The Divine Fire

Doug McManaman
33rd Sunday in Ordinary Time
2013
Reproduced with Permission

Lo, the day is coming, blazing like an oven, when all the proud and all evildoers will be stubble, …the day that is coming will set them on fire, says the LORD of hosts. But for you who fear my name, there will arise the sun of justice with its healing rays.


When I was a student in Montreal, my wife and I lived in an apartment for 200 dollars a month. It was a basement apartment in a very rundown neighborhood in Montreal. When we'd come home late at night and turn the lights on, the cockroaches would scatter. We spent a lot of money on cockroach spray, and it would work for a time, but they'd always return. But these creatures hated the light; they loved the darkness. They would dwell in dark and damp areas, like under the sink.

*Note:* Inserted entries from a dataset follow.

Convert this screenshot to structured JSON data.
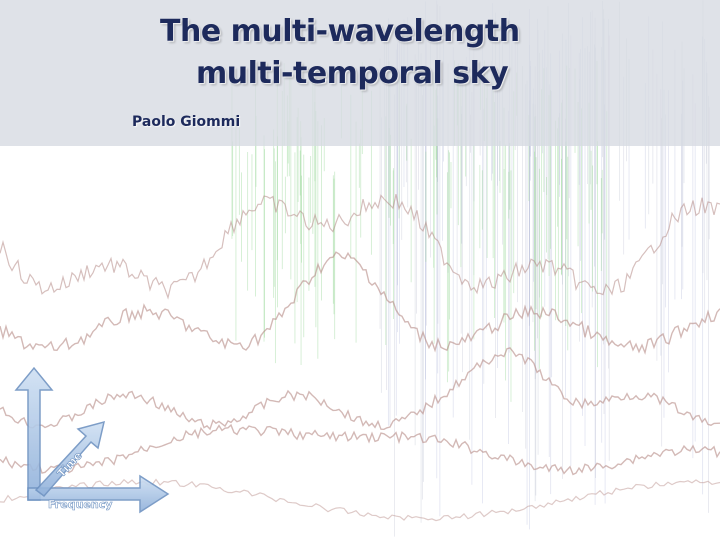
{
  "slide": {
    "title_line_1": "The multi-wavelength",
    "title_line_2": "multi-temporal sky",
    "author": "Paolo Giommi"
  },
  "axes_logo": {
    "time_label": "Time",
    "frequency_label": "Frequency"
  },
  "colors": {
    "title_text": "#1d2a5c",
    "title_band": "#d6dae2",
    "curve_brown": "#b58a86",
    "curve_green": "#8fd48f",
    "curve_blue": "#8e97c8",
    "arrow_fill": "#a9c4e4",
    "arrow_stroke": "#6f93c2"
  },
  "icons": [
    "time-axis-arrow-icon",
    "frequency-axis-arrow-icon",
    "diagonal-axis-arrow-icon"
  ]
}
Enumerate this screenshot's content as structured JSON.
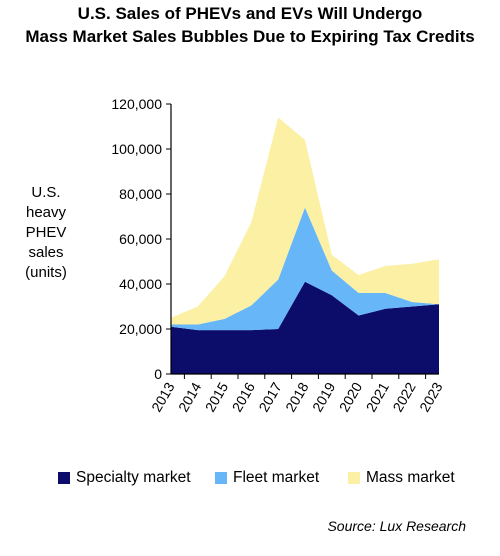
{
  "title_line1": "U.S. Sales of PHEVs and EVs Will Undergo",
  "title_line2": "Mass Market Sales Bubbles Due to Expiring Tax Credits",
  "source": "Source: Lux Research",
  "colors": {
    "specialty": "#0c0c6b",
    "fleet": "#67b7f8",
    "mass": "#fbf0a3"
  },
  "chart_data": {
    "type": "area",
    "stacked": true,
    "title": "U.S. Sales of PHEVs and EVs Will Undergo Mass Market Sales Bubbles Due to Expiring Tax Credits",
    "ylabel_lines": [
      "U.S.",
      "heavy",
      "PHEV",
      "sales",
      "(units)"
    ],
    "xlabel": "",
    "ylim": [
      0,
      120000
    ],
    "yticks": [
      "0",
      "20,000",
      "40,000",
      "60,000",
      "80,000",
      "100,000",
      "120,000"
    ],
    "ytick_values": [
      0,
      20000,
      40000,
      60000,
      80000,
      100000,
      120000
    ],
    "categories": [
      "2013",
      "2014",
      "2015",
      "2016",
      "2017",
      "2018",
      "2019",
      "2020",
      "2021",
      "2022",
      "2023"
    ],
    "series": [
      {
        "name": "Specialty market",
        "values": [
          21000,
          19500,
          19500,
          19500,
          20000,
          41000,
          35000,
          26000,
          29000,
          30000,
          31000
        ]
      },
      {
        "name": "Fleet market",
        "values": [
          1000,
          2500,
          5000,
          11000,
          22000,
          33000,
          11000,
          10000,
          7000,
          2000,
          0
        ]
      },
      {
        "name": "Mass market",
        "values": [
          3000,
          8000,
          19000,
          37000,
          72000,
          30000,
          7000,
          8000,
          12000,
          17000,
          20000
        ]
      }
    ],
    "legend_position": "bottom",
    "grid": false
  }
}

Creatures that love darkness are revolting. They make us sick to our stomach. And there are people who love darkness. In the movie The Song of Bernadette, there is a scene in which she is interviewed by Dr. Dozous who asks her: "What is a sinner?" She quickly replies: "A sinner is one who loves evil". That impressed the doctor, because she said "loved", not "does". We all do evil. We all sin. But not everyone loves evil. Some of us struggle against our own propensity to sin and selfishness, but some of us refuse to and instead surrender to a spirit of darkness. Some people love darkness. And that's why they hate truth. There are people who despise the truth, and who despise all those who love and stand for the truth and are willing to proclaim it. Christ said: "I am the Way, the Truth, and the Life". If you love Christ and live for him, you love truth, and wherever truth is proclaimed, you recognize it and you embrace it. But because of that, you will be the object of others' hatred. Christ said it: "If the world hates you, keep in mind that it hated me first" (Jn 15, 18). That hatred is not a sign that there is something wrong with what you believe; it's a sign, rather, that everything is the way it should be. If you are a person of light, those who love the darkness will find you repulsive, as cockroaches find light very uncomfortable.

But the day is coming, blazing like an oven, a fire is approaching that will both heal and destroy. This should be easy to interpret, Scripture is very clear that God is a consuming fire. In the bible, fire is a symbol of the divine love; He is a blazing furnace of infinite love, and that light and love is painful for those who love the darkness, but it is joy to those who have spent their lives trying to conform to it.

The fire of hell, I dare say, is really nothing other than the fire of the divine love. Now that might sound nice, especially to a criminal, but it really isn't good news for those who love sin. We are what we love. We become conformed to that which we love. To love the rottenness of sin, which is darkness, is to become conformed to it. It is to become dark and rotten. We can see it in the faces of those who love sin and darkness - as well as in the faces of those who love goodness and holiness. The faces of those who love darkness are hard, and they exhibit a darkness in the eyes. Those who love light, who love the Lord, have radiant faces.

The secret to looking beautiful is divine grace. But take note of the faces of those who have turned their backs on God, who really hate the light and who love sin: there's an emptiness about them, a lack of density, not to mention a darkness about their eyes, and no matter how pretty the face or handsome, there is something very unattractive about them, at least to those who love goodness - and not everyone loves goodness.

In the Psalms, we read: "Who of us can live with the consuming fire? Who of us can live with the everlasting flames?" And the answer follows immediately: "He who practices virtue and speaks honestly, who spurns what is gained by oppression, brushing his hands free of contact with a bribe, stopping his ears lest he hear of bloodshed, closing his eyes lest he look on evil." And in Psalm 68, it says: "…like wax that melts before the fire, so the wicked shall perish at the presence of God." The presence of God is like fire, and the only ones who can withstand this presence are those who practice virtue, who speak honestly, who spurn what is gained by oppression, who refuse to accept bribes, who refuse to be entertained by violence and the specter of evil.

This life is about preparing for that fire. Just as fire purifies metal, it burns the dross, the scum and the foreign matter that is formed on the surface of molten metal, so too the fire of the divine love purges us of all that is contrary to it. This life is about preparing for that state. Purgatory is precisely that, the purification of the rust that has formed on the surface of the soul. That is why the spiritual life is difficult; it is work; it is painful, it is a matter of growing closer to that fire and becoming conformed to it. It is about regular prayer, it is about renouncing the pleasures of popular culture that are incompatible with the moral teachings of the Catholic faith; it is about regular confession, and about looking outside the self towards those who suffer and serving them; it is about the corporal and spiritual works of mercy. The more we make progress in that direction, the more joyful our life will become - not more exciting, necessarily, not more pleasurable, but more joyful. God is Joy. He is a consuming fire. There is only one fire: to those who obstinately refuse the divine light, that fire will be an eternal hell, but to those who are fully purified, that fire will be an eternal heaven, an eternal and unending joy, and those so purified will shine with a radiance and beauty that is divine and that will last forever.